Testifying in support of the bill was Green River College President Suzanne Johnson, who told lawmakers that despite the state’s economic growth, Washington students aren’t properly connected to the related fields. “We are in a paradox. We have some of the greatest opportunities, but we seem to be failing in producing eligible Washingtonians to take advantage of those opportunities. With your investment, we can keep excellent faculty in our classrooms to deliver the skills and knowledge that our schools need to start their careers and pursue further education at university levels.”
Also supportive was David Zeeck, a member of the UW Board or Regents and former publisher of several regional newspapers including The News Tribune and Bellingham Herald. He told the committee that “as a business person, I know that a skilled workforce is the key to whether or not we succeed. We’re underserving a bunch of businesses in this state. This is the way to catch up.”
Although expressing reservations about the surcharges, Jerry Vanderwood with the Associated General Contractors said that they support the education and career portions of the bill.
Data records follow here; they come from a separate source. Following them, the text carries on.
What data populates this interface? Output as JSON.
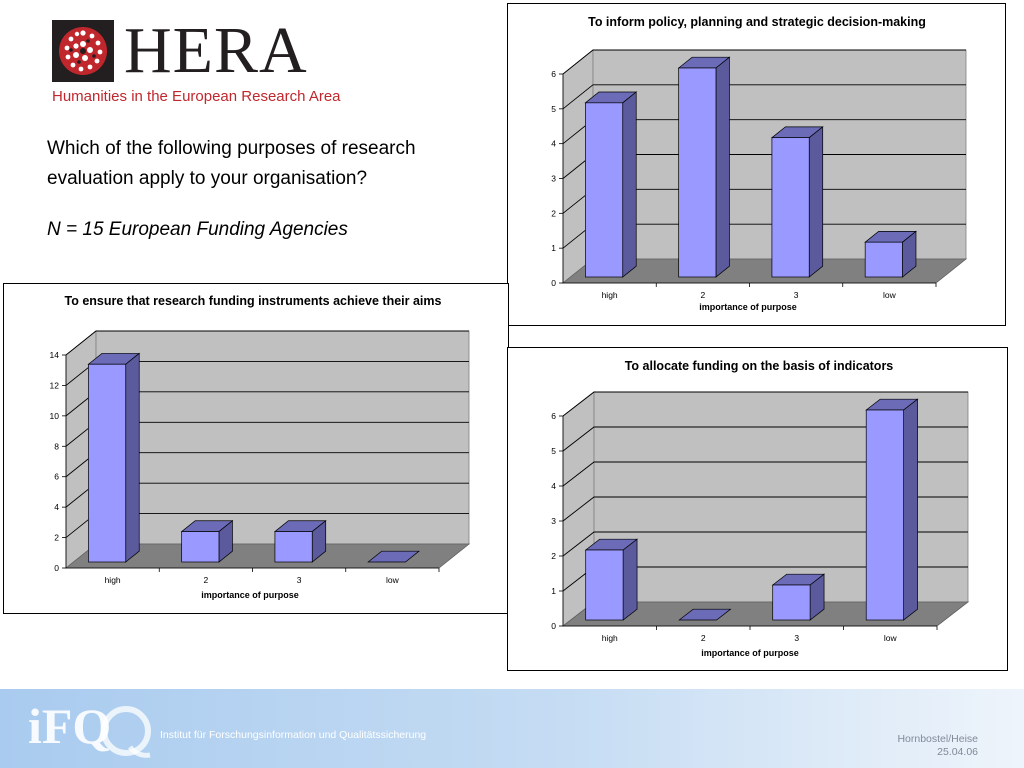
{
  "header": {
    "logo_word": "HERA",
    "logo_tagline": "Humanities in the European Research Area",
    "question": "Which of the following purposes of research evaluation apply to your organisation?",
    "sample_note": "N = 15 European Funding Agencies"
  },
  "footer": {
    "logo_text": "iFQ",
    "institute": "Institut für Forschungsinformation und Qualitätssicherung",
    "authors": "Hornbostel/Heise",
    "date": "25.04.06"
  },
  "colors": {
    "bar_front": "#9999ff",
    "bar_side": "#5a5a9c",
    "bar_top": "#6b6bb8",
    "wall": "#c0c0c0",
    "floor": "#808080",
    "logo_red": "#c0272d"
  },
  "chart_data": [
    {
      "type": "bar",
      "title": "To inform policy, planning and strategic decision-making",
      "categories": [
        "high",
        "2",
        "3",
        "low"
      ],
      "values": [
        5,
        6,
        4,
        1
      ],
      "xlabel": "importance of purpose",
      "ylabel": "",
      "ylim": [
        0,
        6
      ],
      "yticks": [
        0,
        1,
        2,
        3,
        4,
        5,
        6
      ],
      "grid": true
    },
    {
      "type": "bar",
      "title": "To ensure that research funding instruments achieve their aims",
      "categories": [
        "high",
        "2",
        "3",
        "low"
      ],
      "values": [
        13,
        2,
        2,
        0
      ],
      "xlabel": "importance of purpose",
      "ylabel": "",
      "ylim": [
        0,
        14
      ],
      "yticks": [
        0,
        2,
        4,
        6,
        8,
        10,
        12,
        14
      ],
      "grid": true
    },
    {
      "type": "bar",
      "title": "To allocate funding on the basis of indicators",
      "categories": [
        "high",
        "2",
        "3",
        "low"
      ],
      "values": [
        2,
        0,
        1,
        6
      ],
      "xlabel": "importance of purpose",
      "ylabel": "",
      "ylim": [
        0,
        6
      ],
      "yticks": [
        0,
        1,
        2,
        3,
        4,
        5,
        6
      ],
      "grid": true
    }
  ]
}
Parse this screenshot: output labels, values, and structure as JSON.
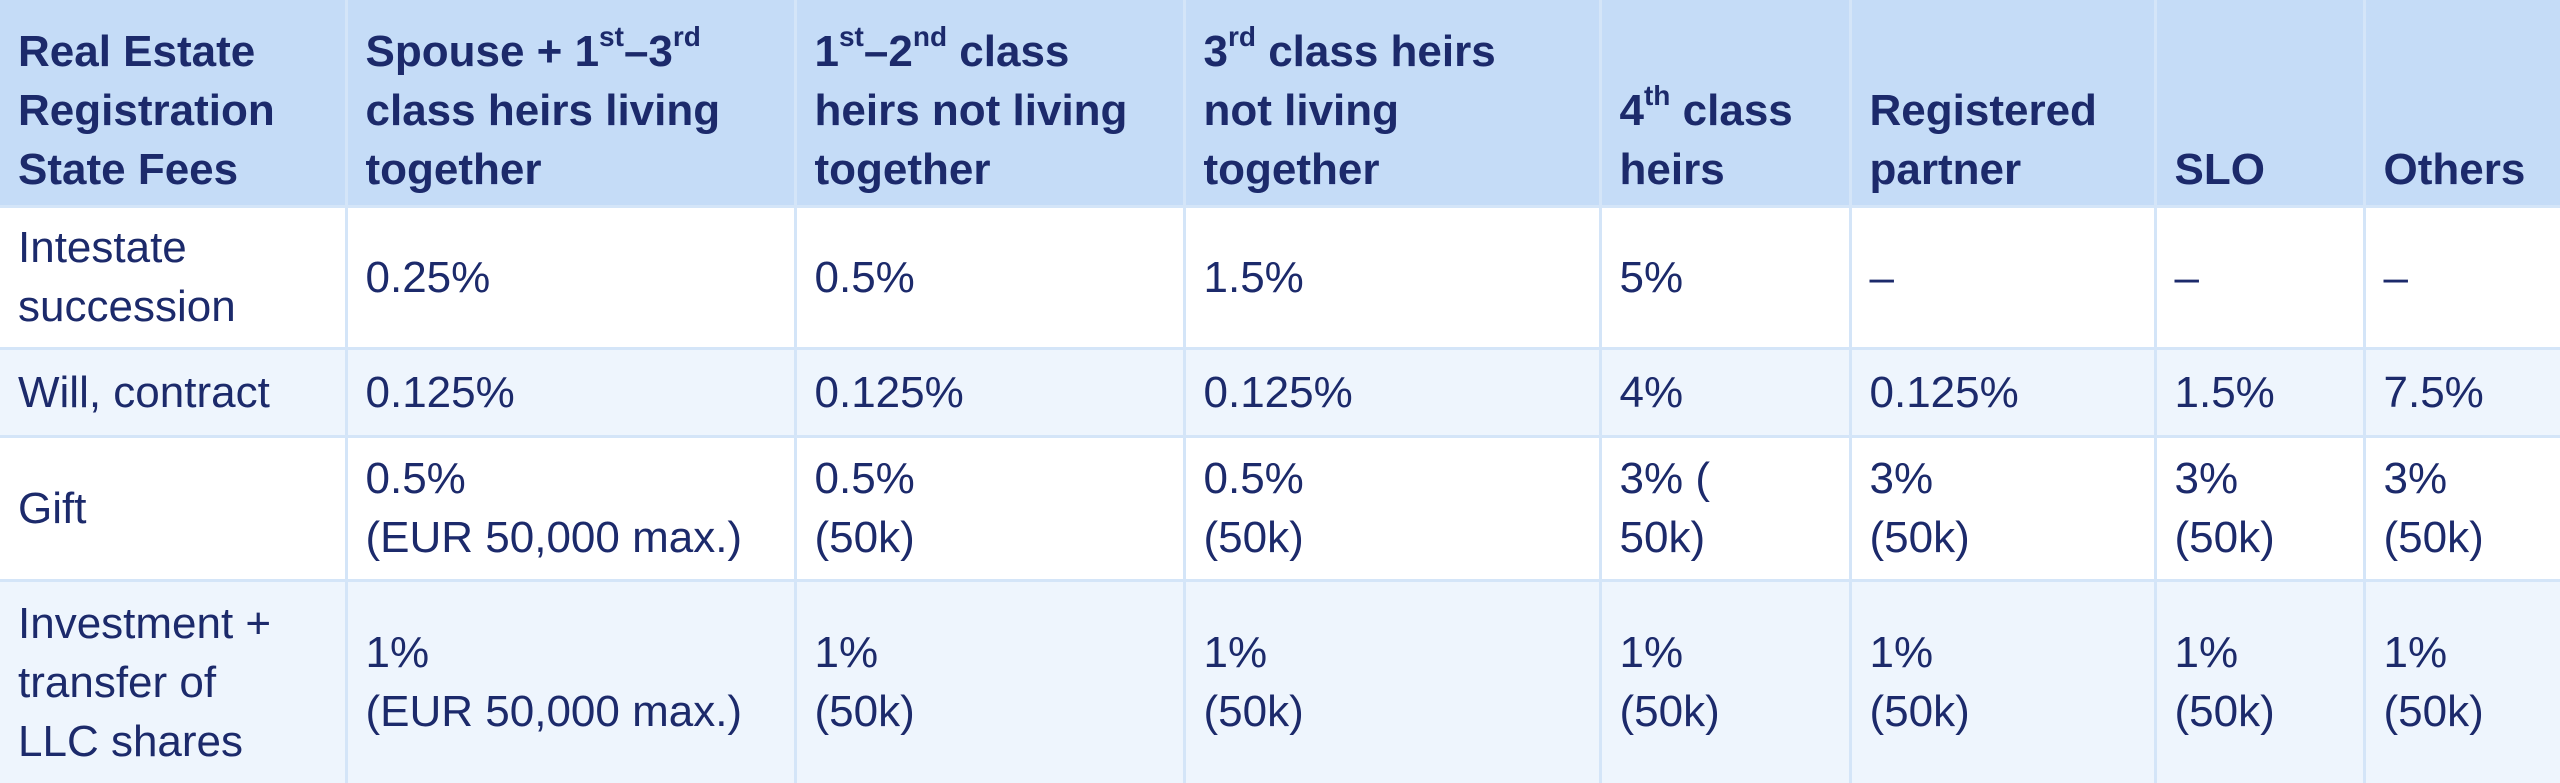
{
  "table": {
    "header": [
      [
        "Real Estate\nRegistration\nState Fees"
      ],
      [
        "Spouse + 1",
        {
          "sup": "st"
        },
        "–3",
        {
          "sup": "rd"
        },
        "\nclass heirs living\ntogether"
      ],
      [
        "1",
        {
          "sup": "st"
        },
        "–2",
        {
          "sup": "nd"
        },
        " class\nheirs not living\ntogether"
      ],
      [
        "3",
        {
          "sup": "rd"
        },
        " class heirs\nnot living\ntogether"
      ],
      [
        "4",
        {
          "sup": "th"
        },
        " class\nheirs"
      ],
      [
        "Registered\npartner"
      ],
      [
        "SLO"
      ],
      [
        "Others"
      ]
    ],
    "rows": [
      [
        "Intestate\nsuccession",
        "0.25%",
        "0.5%",
        "1.5%",
        "5%",
        "–",
        "–",
        "–"
      ],
      [
        "Will, contract",
        "0.125%",
        "0.125%",
        "0.125%",
        "4%",
        "0.125%",
        "1.5%",
        "7.5%"
      ],
      [
        "Gift",
        "0.5%\n(EUR 50,000 max.)",
        "0.5%\n(50k)",
        "0.5%\n(50k)",
        "3% (\n50k)",
        "3%\n(50k)",
        "3%\n(50k)",
        "3%\n(50k)"
      ],
      [
        "Investment +\ntransfer of\nLLC shares",
        "1%\n(EUR 50,000 max.)",
        "1%\n(50k)",
        "1%\n(50k)",
        "1%\n(50k)",
        "1%\n(50k)",
        "1%\n(50k)",
        "1%\n(50k)"
      ]
    ]
  }
}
“Career Connect would provide students and young adults a pathway to career success and introduce them to different career opportunities starting at a younger age…so that our youth will know what career opportunities are available to them and what they need to do to get started on their career path.”
However, Connor warned the committee that many of the businesses that would be subject to the new surcharge did not benefit from a recent federal tax reform bill. On top of that “you would see medical costs increase. The tax is applied to small medical practices, but not hospitals, driving up medical costs where health insurance and health care costs are already too high for too many working families and small businesses unable to offer insurance to their employees.”
Similar caution was offered by Lisa Thatcher with the Washington Society of Certified Public Accountants. “If HB 2158 passes, it will further contribute to the regressive and selective form of taxation on selective industries.” She added that the proposal “does not provide any funding that benefits our profession. I would say the benefits that flow from a stronger higher education system flow to a broad-based state economy” and therefore the tax “should also be broad-based and not just targeted on our professional services.”
No further action is scheduled for HB 2158.